Get Hustle & Nichts, Kafé Kult, München, 14.9.2007
Gestern war's wieder einer der Abende, die mir bewusst machen, warum ich das Kafé Kult so schätze. Leider sehen das anscheinend nicht allzu viele Münchner ähnlich, denn wieder einmal waren nur um die 20 Zuhörer anwesend. Ich für meinen Teil bin dankbar, dass es einen Laden gibt, der Gruppen wie "Get Hustle" auftreten lässt.

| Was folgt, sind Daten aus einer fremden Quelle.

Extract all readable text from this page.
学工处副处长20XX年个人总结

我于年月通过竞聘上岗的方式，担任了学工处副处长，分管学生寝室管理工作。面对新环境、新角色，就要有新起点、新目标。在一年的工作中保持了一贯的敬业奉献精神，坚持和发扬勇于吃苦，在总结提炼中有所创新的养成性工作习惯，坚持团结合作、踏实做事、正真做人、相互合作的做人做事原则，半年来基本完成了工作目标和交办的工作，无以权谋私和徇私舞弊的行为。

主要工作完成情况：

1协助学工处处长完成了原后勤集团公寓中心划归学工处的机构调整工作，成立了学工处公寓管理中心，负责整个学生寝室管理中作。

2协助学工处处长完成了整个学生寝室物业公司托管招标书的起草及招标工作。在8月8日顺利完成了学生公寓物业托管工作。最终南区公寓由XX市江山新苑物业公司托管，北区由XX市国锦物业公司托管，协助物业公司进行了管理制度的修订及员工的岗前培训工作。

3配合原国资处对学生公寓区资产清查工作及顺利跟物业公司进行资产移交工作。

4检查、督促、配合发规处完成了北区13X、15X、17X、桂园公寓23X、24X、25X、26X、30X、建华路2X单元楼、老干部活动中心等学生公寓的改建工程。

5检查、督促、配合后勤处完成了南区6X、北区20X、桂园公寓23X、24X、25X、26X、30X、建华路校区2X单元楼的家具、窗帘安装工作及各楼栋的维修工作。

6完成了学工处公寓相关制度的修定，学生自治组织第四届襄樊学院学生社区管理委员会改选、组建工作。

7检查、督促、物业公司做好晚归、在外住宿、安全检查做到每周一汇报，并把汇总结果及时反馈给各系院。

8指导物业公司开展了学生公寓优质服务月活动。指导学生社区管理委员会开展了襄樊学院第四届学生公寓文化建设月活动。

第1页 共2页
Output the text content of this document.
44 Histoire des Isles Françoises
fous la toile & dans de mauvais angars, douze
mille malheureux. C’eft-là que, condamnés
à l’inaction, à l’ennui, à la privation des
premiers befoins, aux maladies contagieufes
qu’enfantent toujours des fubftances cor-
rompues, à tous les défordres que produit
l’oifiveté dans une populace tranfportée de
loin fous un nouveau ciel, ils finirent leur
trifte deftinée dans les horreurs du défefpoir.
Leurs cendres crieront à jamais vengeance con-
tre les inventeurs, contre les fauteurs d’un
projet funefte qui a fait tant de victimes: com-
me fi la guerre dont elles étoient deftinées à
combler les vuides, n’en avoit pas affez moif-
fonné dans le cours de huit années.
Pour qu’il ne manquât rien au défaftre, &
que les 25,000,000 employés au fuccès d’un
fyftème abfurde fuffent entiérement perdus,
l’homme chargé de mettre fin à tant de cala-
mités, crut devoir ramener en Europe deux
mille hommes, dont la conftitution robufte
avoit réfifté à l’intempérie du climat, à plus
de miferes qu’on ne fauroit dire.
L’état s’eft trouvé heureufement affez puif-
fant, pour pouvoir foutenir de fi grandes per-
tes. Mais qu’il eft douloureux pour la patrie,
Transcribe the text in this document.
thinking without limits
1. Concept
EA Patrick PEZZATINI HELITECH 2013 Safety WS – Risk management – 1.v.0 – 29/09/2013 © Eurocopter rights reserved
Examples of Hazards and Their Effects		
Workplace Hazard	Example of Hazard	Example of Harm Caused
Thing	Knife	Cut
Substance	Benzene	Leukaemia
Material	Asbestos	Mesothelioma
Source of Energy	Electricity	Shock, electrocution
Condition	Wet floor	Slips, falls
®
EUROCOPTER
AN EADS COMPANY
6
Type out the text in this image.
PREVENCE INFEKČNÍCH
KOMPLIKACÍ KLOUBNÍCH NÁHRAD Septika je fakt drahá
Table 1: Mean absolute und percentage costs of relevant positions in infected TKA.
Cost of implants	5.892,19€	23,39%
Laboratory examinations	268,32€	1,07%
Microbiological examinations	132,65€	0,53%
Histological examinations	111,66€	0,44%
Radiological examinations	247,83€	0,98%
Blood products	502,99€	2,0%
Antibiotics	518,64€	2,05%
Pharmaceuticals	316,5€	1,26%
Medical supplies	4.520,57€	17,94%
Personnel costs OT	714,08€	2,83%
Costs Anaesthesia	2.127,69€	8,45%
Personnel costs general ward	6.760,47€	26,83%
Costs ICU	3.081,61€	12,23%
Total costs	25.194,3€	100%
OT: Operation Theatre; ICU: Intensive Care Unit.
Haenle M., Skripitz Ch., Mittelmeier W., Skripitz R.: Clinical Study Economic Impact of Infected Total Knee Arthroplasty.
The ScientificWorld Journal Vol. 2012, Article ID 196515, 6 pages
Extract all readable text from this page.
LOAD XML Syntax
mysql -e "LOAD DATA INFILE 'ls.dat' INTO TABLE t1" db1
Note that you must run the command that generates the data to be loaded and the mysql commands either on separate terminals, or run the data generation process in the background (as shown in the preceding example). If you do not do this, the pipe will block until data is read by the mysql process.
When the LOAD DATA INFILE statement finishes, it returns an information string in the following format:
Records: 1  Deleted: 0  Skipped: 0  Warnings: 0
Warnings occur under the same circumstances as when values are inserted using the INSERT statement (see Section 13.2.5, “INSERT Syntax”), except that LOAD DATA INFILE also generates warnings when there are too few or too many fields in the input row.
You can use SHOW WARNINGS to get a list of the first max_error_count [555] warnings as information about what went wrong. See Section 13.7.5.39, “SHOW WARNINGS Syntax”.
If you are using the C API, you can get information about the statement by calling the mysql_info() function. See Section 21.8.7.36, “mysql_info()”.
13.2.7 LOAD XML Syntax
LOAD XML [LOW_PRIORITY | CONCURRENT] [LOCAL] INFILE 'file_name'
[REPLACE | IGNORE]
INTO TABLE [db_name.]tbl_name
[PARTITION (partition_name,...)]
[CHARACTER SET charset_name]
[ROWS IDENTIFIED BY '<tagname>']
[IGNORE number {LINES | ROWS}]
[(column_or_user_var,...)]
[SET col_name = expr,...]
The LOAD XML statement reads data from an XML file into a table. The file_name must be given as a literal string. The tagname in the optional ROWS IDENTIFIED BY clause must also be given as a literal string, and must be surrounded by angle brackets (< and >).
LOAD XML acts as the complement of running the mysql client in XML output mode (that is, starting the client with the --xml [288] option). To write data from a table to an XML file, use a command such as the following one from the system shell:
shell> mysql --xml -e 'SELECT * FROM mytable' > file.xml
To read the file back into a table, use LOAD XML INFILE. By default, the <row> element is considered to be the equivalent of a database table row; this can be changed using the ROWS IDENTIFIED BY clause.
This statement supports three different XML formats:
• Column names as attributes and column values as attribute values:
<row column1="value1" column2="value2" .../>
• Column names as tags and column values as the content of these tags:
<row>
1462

Aber schon die erste Band des Abends, Nichts, war sehr spaßig. Die neue deutsche Welle lebt. Agiler Kontrabass, erstaunlicherweise kaum nervendes elektronisches Standschlagzeug, scharf-funkige Gitarre und überkandidelter Gesang mit deutschen Texten, mit punkiger Energie, aber mit Groove. Sehr hübsch, und die gut 35 Minuten, die der Auftritt dauerte, durchaus mitreißend.
Seltsamer wurde es dann mit "Get Hustle". Wenn mich jemand fragte, ob ich mir Konzert der Band aus Portland gefallen hat, weiß ich nicht, ob ich ja sagen würde. Genossen habe ich es aber: Bis zum Anschlag, ja darüber hinaus verzerrtes, rückkoppelndes, böses E-Piano, fast ausschliesslich in tiefen Lagen gespielt und durch ein altertümliches Tonbandgerät gejagt, unnachgiebiges, hardcore-mäßige Schlagzeuggeknüppel und dazu affektierter weiblicher Pseudo-Gesang nach Bluesröhren-Manier. Wie gesagt: Seltsam. Aber feine Sache.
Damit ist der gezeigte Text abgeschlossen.